Por Fernando Pascual

Las heridas en el cuerpo pueden ser superficiales o profundas, provocar daños pequeños o grandes.

Las heridas en el alma pueden ser ligeras o serias, pero no se comportan como las heridas físicas.

Porque en muchos casos cada corazón puede reaccionar de manera diferente ante un insulto, una traición, un desprecio, un fracaso, y hacerse «invulnerable» o sumamente frágil.

Lo que ocurre tras la ofensa depende, en buena parte, de uno mismo. Por eso hay quienes salen airosos de ataques muy graves, mientras otros naufragan por una simple alusión crítica.

Hay barreras protectoras que cada uno puede poner en su corazón. Según esas barreras, tendrá más energía para superar los reveses, o más vulnerabilidad cuando se produce un contratiempo.

No todo, desde luego, está en nuestro poder. Porque hay hechos que rompen cualquier coraza y penetran hasta lo más íntimo de cada uno.

Entonces, ¿cómo seguir en camino? ¿Cómo actuar ante las mil posibilidades y sorpresas, algunas buenas, otras malas, que nos llegan continuamente?

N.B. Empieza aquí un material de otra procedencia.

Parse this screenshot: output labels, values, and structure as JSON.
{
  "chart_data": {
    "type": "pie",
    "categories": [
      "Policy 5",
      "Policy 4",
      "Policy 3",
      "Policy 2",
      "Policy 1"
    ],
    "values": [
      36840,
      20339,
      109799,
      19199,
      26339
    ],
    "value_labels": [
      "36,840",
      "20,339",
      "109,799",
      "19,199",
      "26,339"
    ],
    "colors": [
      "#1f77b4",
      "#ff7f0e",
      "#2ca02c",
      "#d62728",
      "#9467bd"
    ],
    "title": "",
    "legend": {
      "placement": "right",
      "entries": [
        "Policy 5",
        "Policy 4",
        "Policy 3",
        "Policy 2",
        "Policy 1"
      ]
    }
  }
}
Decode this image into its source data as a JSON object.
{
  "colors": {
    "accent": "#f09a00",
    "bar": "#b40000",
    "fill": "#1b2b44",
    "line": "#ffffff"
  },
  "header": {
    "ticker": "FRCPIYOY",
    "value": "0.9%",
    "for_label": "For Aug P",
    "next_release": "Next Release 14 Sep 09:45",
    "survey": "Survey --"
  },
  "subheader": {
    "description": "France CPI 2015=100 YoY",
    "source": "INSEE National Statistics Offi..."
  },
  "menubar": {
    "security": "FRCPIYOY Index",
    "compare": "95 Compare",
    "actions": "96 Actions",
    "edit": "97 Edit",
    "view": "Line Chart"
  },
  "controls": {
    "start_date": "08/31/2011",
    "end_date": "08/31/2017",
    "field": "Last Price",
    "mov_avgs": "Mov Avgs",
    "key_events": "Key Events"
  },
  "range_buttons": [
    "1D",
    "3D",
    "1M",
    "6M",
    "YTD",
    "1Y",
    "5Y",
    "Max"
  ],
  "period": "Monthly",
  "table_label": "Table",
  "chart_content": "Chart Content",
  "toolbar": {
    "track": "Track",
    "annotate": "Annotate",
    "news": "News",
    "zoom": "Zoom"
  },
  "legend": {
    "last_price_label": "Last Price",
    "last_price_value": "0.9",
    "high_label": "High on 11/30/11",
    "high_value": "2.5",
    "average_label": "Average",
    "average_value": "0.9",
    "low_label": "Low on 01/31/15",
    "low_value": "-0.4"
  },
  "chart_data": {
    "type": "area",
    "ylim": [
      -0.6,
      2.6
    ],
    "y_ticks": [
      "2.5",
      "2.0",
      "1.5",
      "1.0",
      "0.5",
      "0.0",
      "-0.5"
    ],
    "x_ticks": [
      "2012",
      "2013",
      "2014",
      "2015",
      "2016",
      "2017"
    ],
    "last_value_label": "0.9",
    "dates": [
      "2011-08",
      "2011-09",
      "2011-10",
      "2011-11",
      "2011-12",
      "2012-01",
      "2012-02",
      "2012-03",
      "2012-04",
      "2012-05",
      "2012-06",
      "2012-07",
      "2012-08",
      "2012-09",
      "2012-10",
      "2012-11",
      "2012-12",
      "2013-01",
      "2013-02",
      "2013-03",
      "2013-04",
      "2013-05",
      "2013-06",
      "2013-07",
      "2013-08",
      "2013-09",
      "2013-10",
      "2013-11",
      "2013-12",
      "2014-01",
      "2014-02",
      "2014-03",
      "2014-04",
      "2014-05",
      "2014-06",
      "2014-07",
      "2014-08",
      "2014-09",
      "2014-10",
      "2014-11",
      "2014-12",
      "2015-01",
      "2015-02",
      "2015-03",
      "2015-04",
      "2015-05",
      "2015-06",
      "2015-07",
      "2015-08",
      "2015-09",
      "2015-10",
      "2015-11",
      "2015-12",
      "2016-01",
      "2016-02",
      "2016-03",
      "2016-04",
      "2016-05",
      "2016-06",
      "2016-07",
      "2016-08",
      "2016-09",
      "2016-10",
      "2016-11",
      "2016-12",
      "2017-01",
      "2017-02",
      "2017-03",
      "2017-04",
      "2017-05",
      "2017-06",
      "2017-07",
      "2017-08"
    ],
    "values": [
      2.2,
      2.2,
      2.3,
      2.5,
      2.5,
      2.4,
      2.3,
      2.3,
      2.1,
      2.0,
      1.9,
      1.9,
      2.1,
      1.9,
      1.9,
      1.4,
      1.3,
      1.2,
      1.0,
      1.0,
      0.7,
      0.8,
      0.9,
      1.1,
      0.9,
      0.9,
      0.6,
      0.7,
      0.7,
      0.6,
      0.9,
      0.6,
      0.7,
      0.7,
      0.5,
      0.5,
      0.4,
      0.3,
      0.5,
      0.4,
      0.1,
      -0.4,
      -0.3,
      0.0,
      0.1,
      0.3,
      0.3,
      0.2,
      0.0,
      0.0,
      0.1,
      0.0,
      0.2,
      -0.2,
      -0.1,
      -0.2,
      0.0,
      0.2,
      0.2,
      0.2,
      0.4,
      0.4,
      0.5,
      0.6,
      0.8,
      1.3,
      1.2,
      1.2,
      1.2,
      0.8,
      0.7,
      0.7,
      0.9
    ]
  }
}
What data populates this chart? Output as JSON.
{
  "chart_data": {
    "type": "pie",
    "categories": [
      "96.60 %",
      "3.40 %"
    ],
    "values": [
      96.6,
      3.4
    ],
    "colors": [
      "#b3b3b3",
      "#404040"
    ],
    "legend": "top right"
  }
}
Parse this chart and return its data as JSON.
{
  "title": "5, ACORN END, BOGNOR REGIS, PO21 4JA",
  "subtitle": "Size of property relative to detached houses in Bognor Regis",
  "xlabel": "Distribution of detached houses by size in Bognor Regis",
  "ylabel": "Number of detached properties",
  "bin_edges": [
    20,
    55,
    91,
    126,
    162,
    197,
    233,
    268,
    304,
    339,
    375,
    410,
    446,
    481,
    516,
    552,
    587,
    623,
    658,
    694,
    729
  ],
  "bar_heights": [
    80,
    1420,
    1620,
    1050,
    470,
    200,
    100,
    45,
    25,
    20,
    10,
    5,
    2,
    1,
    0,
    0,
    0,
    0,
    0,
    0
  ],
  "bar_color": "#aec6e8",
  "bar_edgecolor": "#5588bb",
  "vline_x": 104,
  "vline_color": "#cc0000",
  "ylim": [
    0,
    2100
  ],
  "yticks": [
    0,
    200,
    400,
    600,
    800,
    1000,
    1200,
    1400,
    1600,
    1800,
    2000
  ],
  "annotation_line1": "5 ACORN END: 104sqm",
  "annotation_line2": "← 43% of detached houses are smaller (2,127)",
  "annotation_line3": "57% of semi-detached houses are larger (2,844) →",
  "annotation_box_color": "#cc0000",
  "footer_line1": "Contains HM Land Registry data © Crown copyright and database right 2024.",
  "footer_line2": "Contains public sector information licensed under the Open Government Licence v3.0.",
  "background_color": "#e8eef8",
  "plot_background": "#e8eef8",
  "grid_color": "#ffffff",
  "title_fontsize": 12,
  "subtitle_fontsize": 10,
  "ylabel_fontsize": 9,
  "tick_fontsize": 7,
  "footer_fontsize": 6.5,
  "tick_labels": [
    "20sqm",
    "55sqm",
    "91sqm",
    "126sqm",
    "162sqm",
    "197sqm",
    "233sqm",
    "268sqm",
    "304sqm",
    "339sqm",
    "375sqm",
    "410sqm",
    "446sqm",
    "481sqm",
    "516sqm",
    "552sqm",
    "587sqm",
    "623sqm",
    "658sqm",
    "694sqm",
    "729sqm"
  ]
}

Si en nuestro interior hay un amor fuerte y seguro, si hemos aprendido que en esta vida nada tiene permanencia, si desconfiamos sanamente de las apariencias, estaremos mejor preparados para no sucumbir al primer golpe.

El amor que todo lo soporta, lo sabemos, se llama caridad, y tiene su origen en Dios. Además, «sabemos que en todas las cosas interviene Dios para bien de los que le aman» (Rm 8,28).

La vida sigue su camino. Llegarán golpes y reveses. Habrá heridas. Con esperanza, con paciencia, con humildad, con la mirada puesta en Dios, y con la ayuda en tantos corazones buenos, seremos capaces de superar la prueba y avanzar serenamente hacia la meta definitiva: el encuentro con el Padre que nos ama.